1)Airwater is a Durban based atmospheric water generation company that sells machines that suck in air, cool it down, and use the condensation to create filtered mineralised water. The machines can connect to homes and allow people to live off the grid – with their taps running water pulled from the air.
2) Liquid Gold has developed Waterless Urinal Systems to help conserve huge amounts of precious water. It also saves money, reduces maintenance time and cost, and provides better hygiene and is far less odorous than conventional urinals. The ‘liquid gold’ is then transported to urine deposits where it is treated and crystalized to make a bio-friendly fertilizer
3) Plentify develops and installs solar geysers with electric backup for those claiming for a geyser replacement through insurance. The hot water can be tracked and controlled from the mobile app. Customers don’t pay anything upfront, but keep 20% of the electricity savings and pay Plentify the balance. Plentify was selected as a recipient of the Tamer Fund for Social Ventures in 2017.

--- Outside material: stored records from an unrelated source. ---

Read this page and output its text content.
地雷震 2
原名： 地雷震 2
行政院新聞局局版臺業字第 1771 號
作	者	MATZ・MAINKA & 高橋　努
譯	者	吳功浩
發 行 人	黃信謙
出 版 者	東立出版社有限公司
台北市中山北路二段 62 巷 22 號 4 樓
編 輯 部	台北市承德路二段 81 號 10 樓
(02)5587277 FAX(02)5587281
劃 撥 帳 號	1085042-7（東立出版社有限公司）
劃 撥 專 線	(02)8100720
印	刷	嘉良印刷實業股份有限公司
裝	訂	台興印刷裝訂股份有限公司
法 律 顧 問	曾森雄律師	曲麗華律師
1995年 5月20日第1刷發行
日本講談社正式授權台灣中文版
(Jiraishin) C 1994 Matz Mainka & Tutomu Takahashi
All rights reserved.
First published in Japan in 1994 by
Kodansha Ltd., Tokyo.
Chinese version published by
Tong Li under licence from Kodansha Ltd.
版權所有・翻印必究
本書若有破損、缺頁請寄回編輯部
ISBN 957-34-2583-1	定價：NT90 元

4) I-Drop Water is a Johannesburg based company that designs, builds and installs drinking water purification and dispensing machines in general grocery stores at no capital cost and shares ongoing revenue from water sales with store owners. It makes use of nano-purification water filtration technology along with a GSM-enabled platform. Founded in 2015, the startup recently received funding from Swedish Water Purifier company Bluewate
5) Greenchain Engineering has developed a customizable rainwater harvesting system designed for residential, commercial and industrial use. Another product by the startups is a grey water systems that is claimed to be fully automated and self- cleansing. Founded in 2016, the startup is currently based at Stellenbosch incubator Launchlab.

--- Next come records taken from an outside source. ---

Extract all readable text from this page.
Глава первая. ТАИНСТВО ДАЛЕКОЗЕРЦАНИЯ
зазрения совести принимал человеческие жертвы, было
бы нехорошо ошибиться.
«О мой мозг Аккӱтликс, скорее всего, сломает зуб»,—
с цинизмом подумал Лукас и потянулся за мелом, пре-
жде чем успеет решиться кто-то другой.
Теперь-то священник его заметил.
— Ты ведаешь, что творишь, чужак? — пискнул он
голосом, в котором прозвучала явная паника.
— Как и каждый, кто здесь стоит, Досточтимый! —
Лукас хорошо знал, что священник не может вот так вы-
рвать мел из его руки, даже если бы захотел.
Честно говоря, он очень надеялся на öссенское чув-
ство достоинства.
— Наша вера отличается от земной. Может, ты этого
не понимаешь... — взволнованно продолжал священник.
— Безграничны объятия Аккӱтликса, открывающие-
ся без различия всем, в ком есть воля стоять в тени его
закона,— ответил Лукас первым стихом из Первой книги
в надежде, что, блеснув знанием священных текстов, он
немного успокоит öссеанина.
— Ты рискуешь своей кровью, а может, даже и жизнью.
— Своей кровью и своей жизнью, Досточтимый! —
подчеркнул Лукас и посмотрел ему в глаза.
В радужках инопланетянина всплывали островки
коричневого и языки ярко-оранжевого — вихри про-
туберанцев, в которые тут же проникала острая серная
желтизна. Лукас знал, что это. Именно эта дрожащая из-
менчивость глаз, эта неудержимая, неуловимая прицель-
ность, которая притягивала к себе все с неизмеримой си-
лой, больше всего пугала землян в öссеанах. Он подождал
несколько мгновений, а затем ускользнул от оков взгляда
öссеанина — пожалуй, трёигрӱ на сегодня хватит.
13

6) Bridgiot‘s Count Dropula is a smart water meter that enables users to track water consumption and can detect and notify users of leaks. It is currently offering the product to only schools, and plans to launch a consumer faced product by the end of this year. The smart water device is claimed to be showing high resolution data of current consumption at 10-minute intervals, and is available for use under R1000 a month.

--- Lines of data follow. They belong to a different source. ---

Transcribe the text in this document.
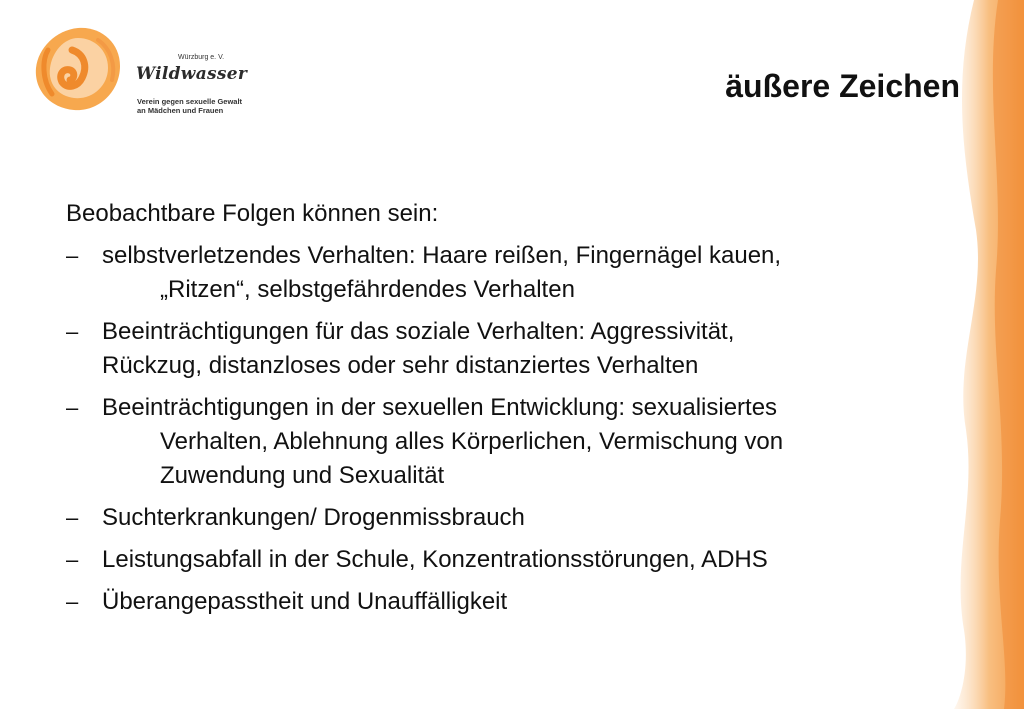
Würzburg e. V.
Wildwasser
Verein gegen sexuelle Gewalt
an Mädchen und Frauen
äußere Zeichen

Beobachtbare Folgen können sein:

– selbstverletzendes Verhalten: Haare reißen, Fingernägel kauen,
„Ritzen“, selbstgefährdendes Verhalten
– Beeinträchtigungen für das soziale Verhalten: Aggressivität,
Rückzug, distanzloses oder sehr distanziertes Verhalten
– Beeinträchtigungen in der sexuellen Entwicklung: sexualisiertes
Verhalten, Ablehnung alles Körperlichen, Vermischung von
Zuwendung und Sexualität
– Suchterkrankungen/ Drogenmissbrauch
– Leistungsabfall in der Schule, Konzentrationsstörungen, ADHS
– Überangepasstheit und Unauffälligkeit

7) Headboy Industries‘ flagship product – Dry Bath, is a waterless body sanitizer that aims to reduce water consumption related to baths and showers. Founder Ludwick Marishane has won Global Student Entrepreneur of the Year award in 2011, along with $10,000 in cash to finance his startup. Western Cape government’s Department of Economic Affairs and Tourism recently signed an agreement with DryBath Pty Ltd to buy 30 000 sachets.
8) H2O Catchers produces water out of thin air. Yes, the solution consists of metal frames covered with fine netting to gather condensation to be placed in fog farm. Founder Grant Vanderwagen claims each fog farm can produce up to 10 000 litres at a time.
9) Revolute A soil moisture monitoring system designed for commercial farms that uses carefully calibrated sensors to measure soil moisture for farmers, thereby helping them to conserve water usage. The system can also be deployed for research purposes. It was designed by Jacobus Els, and was also the winner for Water & Waste Management Innovation Challenge 2017.
10) Eva Solutions A solution to reduce water evaporation from dams using plastic balls designed from recyclable materials that float on the water – developed by Bettina Botha and four other members. This too was one of the four winners at Water & Waste Management Innovation Challenge 2017, where each won seed funding and incubation support from Launchlab.